In this Mix'n'Match Blues module, your left hand gets to play the minor pentatonic scale-plus-CPT in a 'call and response' version, and we add the second chromatic passing tone to give us the full minor pentatonic range.
Here's the first module performance - the 'call and response' version.
Watch-and-listen until you can see the overall shape of the arrangement. (Listening to music 'constructively' like this is a habit we should all cultivate!)
As always, do at least as many repetitions with the right fingering as you need to get the fingers to fall on the right keys automatically.
Getting the thumb-under descending scale smooth is always going to be a challenge.
Practice running up and down this plus-one-CPT scale.
Focus on knowing in advance what the notes are going to sound like. This scale is used widely in all kinds of popular music, not only the blues, so the better you 'see it in the keyboard', the closer you will be to improvising or writing melodies.

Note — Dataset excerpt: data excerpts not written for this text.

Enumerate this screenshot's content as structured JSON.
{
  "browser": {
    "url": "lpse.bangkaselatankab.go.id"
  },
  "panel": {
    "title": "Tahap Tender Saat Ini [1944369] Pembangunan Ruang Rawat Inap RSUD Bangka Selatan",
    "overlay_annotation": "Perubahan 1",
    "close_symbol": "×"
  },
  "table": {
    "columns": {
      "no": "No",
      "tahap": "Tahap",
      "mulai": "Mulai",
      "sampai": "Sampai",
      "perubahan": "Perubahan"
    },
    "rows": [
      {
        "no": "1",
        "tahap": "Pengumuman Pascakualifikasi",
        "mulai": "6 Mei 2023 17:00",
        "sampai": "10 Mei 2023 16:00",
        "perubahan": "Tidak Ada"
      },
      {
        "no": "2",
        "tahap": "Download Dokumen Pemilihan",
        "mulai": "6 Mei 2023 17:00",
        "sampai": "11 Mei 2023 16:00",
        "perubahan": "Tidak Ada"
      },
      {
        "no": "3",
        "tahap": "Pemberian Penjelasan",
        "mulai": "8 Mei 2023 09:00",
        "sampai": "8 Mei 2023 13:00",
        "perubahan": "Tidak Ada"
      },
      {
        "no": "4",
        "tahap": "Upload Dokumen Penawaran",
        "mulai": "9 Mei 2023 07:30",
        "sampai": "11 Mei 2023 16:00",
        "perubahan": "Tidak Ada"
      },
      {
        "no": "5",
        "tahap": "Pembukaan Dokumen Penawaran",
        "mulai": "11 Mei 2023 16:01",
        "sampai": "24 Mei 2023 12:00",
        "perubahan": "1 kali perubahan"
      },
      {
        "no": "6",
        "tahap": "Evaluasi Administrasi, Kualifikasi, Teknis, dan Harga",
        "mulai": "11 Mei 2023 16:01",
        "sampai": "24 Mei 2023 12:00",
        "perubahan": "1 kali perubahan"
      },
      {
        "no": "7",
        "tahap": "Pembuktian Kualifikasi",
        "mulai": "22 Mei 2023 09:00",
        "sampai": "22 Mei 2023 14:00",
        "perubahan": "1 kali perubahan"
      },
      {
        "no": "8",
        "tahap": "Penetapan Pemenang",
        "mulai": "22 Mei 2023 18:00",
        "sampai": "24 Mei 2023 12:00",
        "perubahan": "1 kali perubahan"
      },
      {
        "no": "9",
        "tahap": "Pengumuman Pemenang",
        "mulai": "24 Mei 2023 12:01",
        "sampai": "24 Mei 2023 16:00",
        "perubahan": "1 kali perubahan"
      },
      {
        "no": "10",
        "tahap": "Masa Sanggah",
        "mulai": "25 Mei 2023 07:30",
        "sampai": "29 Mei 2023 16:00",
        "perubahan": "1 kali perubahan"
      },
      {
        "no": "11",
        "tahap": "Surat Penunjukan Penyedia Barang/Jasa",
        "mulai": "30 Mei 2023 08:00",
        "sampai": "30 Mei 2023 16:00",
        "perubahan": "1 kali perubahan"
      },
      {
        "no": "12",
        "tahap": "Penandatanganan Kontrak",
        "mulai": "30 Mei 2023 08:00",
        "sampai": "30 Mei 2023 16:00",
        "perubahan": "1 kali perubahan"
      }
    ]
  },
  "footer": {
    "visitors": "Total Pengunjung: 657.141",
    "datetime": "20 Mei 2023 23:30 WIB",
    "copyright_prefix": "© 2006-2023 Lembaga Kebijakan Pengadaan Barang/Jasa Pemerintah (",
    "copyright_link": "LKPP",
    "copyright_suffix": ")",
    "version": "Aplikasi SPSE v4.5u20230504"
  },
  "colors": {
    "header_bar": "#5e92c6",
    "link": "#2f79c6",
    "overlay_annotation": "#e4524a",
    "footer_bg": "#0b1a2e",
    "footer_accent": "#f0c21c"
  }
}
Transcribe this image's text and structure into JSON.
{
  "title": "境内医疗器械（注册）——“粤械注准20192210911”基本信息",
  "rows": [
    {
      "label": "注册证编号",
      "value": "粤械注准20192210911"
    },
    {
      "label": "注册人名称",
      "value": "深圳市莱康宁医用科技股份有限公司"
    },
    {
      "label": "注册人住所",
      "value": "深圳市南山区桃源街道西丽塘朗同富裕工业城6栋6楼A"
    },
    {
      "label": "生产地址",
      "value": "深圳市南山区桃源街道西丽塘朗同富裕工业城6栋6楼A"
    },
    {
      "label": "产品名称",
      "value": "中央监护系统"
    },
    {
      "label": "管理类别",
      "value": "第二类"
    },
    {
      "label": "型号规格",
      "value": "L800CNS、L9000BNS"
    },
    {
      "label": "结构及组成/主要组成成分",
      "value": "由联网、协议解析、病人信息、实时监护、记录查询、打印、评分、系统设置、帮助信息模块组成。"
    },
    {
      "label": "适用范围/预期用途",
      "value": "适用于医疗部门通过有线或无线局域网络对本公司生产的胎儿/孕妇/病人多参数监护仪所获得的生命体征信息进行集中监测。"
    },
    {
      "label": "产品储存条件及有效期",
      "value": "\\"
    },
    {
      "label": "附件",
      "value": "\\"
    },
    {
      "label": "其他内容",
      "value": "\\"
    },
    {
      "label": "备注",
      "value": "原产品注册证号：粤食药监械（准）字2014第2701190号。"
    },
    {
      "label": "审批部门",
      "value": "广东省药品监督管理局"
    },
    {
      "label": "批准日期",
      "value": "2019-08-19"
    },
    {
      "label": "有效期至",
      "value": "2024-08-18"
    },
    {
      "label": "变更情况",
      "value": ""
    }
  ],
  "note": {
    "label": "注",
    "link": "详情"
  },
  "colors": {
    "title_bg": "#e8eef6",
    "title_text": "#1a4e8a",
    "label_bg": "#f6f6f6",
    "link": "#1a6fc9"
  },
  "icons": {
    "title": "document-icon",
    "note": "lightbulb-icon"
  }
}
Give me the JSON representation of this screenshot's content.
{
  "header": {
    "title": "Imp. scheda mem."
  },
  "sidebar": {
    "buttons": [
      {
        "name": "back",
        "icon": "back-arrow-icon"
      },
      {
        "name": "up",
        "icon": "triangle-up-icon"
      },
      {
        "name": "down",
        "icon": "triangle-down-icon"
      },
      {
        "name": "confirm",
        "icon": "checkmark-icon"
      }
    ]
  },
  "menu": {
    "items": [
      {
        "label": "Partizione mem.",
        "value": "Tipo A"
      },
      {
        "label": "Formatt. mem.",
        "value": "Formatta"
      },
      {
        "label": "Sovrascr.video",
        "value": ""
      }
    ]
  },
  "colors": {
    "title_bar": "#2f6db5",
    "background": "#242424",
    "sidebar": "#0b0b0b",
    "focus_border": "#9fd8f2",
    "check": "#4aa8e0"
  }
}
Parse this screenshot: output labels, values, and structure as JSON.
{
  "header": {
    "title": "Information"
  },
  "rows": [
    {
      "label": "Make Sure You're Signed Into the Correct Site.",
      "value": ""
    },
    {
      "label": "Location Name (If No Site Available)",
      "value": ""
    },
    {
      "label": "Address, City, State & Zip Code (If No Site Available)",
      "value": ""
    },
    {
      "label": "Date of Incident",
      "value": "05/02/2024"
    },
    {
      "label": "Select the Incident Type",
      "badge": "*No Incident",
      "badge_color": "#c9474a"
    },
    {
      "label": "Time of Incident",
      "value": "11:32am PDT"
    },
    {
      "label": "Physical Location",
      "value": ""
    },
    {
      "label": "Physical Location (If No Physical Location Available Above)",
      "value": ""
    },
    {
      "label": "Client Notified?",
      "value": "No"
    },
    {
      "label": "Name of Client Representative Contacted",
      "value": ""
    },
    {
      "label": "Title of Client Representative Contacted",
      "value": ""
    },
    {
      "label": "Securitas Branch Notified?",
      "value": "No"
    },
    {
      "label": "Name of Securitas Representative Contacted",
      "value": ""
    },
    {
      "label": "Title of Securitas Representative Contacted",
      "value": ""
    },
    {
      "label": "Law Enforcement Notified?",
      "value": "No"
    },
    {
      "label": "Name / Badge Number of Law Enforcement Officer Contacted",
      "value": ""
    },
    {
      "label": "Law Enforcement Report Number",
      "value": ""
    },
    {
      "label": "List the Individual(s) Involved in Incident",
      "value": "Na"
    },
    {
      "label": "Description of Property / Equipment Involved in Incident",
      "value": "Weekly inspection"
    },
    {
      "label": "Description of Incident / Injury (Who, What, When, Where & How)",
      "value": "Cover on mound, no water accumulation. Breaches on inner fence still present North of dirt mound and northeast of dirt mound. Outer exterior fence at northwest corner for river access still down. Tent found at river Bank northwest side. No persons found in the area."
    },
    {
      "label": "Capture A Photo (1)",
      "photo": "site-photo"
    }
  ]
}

Now start to put your hands together for the call and response performance.
Remember: You're not 'performing' yet, so don't try to play in time (unless you 'just can').
Here's a repeat of the performance you should be able to achieve if your preparation has been sound.
Here's the two-CPT (semitone) version we build up to next. Listen closely to the more smoothed-out bass 'response' - which is where the second CPT appears.
The second chromatic passing tone is between the seventh and eighth - a semitone below the octave. Using the two-handed method to find it in the A minor, D minor and E minor pentatonic scales (four notes in each hand).
Note the new technical term - diatonic. Diatonic is the opposite of chromatic, and means without any additional notes inserted, so, just the five pentatonic scale tones.
Follow the video procedure to find and drill the new two-CPT minor pentatonic scale. Here are the relevant keyboard diagrams.
Note: The A minor keyboard does not align with the D and E minor keyboards below.
Build your first-stage two-CPT performance methodically, making sure you can play each section reasonably well before going on to the next one.
It's nice to work a bit of 'sustain' into this quite bare style of playing. This little trick will have your audience asking themselves, "How does he/she do that?"
Blues playing is full of little tricks like this that the musician works on for years until they become characteristic of his/her style. Start your collection now!
Here's another way to use both CPTs in the left hand and add more variety to your Mix'n'Match Blues.
You now have lots of options - and not all of them explored here. Spend time just listening through various combinations in your head until you think you've arrived at the perfect arrangement.
Remember that you can jot it down without writing down the actual music - any shorthand like the three going around/up/down bass figure symbols will do.
Proficiency in any creative style of playing is built through hours of 'messing about'. Enjoy!